Kilo Zero Naval Reserve

I don’t usually get pulled into historical investigations, but I recently found something interesting about my call sign, KØNR. I received this vanity call in April 2002. Before me, Craig Larson W3MS held this call sign starting in 1975. These are the only two entries in the FCC database (Universal Licensing System).

The story starts with me poking around the Digital Library of Amateur Radio & Communications (DLARC), an online archive of radio communications media. I search on “K0NR” and got a number of hits, including an entry from a 1962 Callbook. Back in the olden days, ham radio callsigns and contact info were published in a thick book, kind of like a phone book.

The callsign was listed with “USNR” in the name or organization field.

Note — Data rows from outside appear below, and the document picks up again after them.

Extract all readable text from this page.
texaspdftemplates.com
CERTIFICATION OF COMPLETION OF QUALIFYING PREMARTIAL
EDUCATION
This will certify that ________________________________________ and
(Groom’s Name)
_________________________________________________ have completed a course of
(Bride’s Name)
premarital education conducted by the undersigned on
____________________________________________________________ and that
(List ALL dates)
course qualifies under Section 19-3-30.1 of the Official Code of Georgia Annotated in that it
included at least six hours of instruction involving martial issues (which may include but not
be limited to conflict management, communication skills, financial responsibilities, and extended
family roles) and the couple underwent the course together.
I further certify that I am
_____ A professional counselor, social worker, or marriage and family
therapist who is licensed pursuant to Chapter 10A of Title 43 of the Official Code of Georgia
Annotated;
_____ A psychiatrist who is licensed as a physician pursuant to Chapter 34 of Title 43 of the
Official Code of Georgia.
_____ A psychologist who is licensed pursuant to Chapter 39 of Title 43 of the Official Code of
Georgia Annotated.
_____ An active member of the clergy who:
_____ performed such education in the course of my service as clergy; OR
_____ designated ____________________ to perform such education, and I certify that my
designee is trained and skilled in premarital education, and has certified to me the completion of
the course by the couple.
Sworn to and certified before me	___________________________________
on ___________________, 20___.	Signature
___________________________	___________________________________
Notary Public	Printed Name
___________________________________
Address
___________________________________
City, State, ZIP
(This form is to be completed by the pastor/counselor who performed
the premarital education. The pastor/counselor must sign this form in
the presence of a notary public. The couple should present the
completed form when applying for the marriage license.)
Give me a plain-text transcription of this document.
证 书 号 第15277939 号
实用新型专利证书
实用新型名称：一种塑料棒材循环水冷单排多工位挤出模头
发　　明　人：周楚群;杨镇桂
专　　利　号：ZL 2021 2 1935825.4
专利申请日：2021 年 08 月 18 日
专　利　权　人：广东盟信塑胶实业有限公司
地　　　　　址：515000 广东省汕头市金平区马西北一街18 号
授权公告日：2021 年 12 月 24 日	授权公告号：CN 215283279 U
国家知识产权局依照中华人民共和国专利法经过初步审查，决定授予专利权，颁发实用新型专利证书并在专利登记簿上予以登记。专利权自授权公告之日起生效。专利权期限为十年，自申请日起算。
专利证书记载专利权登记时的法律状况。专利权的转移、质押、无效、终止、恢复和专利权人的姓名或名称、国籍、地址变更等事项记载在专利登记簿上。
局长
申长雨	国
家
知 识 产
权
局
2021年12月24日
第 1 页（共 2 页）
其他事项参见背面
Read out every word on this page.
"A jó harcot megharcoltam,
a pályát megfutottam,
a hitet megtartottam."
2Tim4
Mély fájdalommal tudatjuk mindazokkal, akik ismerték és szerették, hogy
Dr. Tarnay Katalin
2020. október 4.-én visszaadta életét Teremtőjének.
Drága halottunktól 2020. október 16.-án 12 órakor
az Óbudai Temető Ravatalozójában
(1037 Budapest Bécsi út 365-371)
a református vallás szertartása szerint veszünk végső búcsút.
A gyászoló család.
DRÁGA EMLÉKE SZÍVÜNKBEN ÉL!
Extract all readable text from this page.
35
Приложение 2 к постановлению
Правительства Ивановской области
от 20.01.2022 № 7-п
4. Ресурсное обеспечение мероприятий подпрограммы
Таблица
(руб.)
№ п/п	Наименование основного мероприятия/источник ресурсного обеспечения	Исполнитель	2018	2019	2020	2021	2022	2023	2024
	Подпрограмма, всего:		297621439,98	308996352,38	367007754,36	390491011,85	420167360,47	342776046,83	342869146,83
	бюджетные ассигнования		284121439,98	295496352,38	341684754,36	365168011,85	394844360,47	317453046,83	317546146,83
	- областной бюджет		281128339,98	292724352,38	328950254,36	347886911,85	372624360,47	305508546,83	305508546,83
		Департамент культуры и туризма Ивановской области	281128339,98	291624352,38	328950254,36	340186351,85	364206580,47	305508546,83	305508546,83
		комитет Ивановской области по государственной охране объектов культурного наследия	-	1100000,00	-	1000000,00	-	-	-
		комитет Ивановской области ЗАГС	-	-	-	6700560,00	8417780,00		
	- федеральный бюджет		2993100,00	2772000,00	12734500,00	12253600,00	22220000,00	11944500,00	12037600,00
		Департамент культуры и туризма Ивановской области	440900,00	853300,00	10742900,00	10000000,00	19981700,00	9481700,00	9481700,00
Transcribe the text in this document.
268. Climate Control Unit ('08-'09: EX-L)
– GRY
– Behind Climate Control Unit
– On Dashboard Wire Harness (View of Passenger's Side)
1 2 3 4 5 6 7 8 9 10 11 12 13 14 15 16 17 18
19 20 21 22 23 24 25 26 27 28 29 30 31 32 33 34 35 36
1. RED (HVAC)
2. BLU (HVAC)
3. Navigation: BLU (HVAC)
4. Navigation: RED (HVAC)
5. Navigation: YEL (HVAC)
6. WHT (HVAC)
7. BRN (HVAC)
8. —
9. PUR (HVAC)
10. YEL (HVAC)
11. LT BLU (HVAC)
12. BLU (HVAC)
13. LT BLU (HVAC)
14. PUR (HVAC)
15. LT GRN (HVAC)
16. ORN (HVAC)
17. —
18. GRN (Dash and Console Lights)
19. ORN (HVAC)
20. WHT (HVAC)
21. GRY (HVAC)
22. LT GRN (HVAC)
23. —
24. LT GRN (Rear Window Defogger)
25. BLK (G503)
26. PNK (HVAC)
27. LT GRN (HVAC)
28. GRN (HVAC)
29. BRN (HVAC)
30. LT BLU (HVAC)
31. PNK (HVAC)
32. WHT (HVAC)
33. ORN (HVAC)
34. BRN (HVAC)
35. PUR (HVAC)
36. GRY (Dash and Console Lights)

I wasn’t sure what USNR meant so I asked for help via Twitter. Quite a few people came back with “United States Naval Reserve”, which did turn out to be correct. The graphic below is from the 1962 call book and it has multiple callsigns labeled USNR and one labeled USN.

Then Jason W5IPA came up with a page from the July 1949 issue of QST.This article shows there were many amateur call signs assigned to naval reserve stations.

Click to access QST-1949-07.pdf

Then N8URE poked around and came up with this from a 1960 telephone book:

I suspect the 5-digit telephone number is long been obsolete. There still is an address for the Naval Reserve in Dubuque but it is on Jet Center Drive, near the airport.

So there you have it: it was common for Naval Reserve centers to have amateur radio call signs assigned to them. For obvious reasons, they tended to have NR in the call sign. K0NR was assigned to the station in Dubuque, IA.

Thanks for the help from: W5IPA, N8URE, K8BCR, K4ZDH

73 Bob, Kilo Zero Naval Reserve

The post Kilo Zero Naval Reserve appeared first on The KØNR Radio Site.

Bob Witte, KØNR, is a regular contributor to and writes from Colorado, USA. Contact him at [email protected].

One Response to “Kilo Zero Naval Reserve”

  • Robin W1RXF:

    In 1960, five-digit telephone numbers had a two-letter prefix indicating the telephone exchange servicing them, a relic of the time when a human operator had to connect two ends of a call. For example, when I was growing up, the phone number my parents forced me to memorize was “Forest 9-6405,” which later migrated to “369-6405.”

    If you’re really interested in finding more about the Naval Reserve center in Dubuque having K0NR, that phonebook from which you posted the excerpt should have been organized by exchange, which serviced a small geographic area. Best of luck!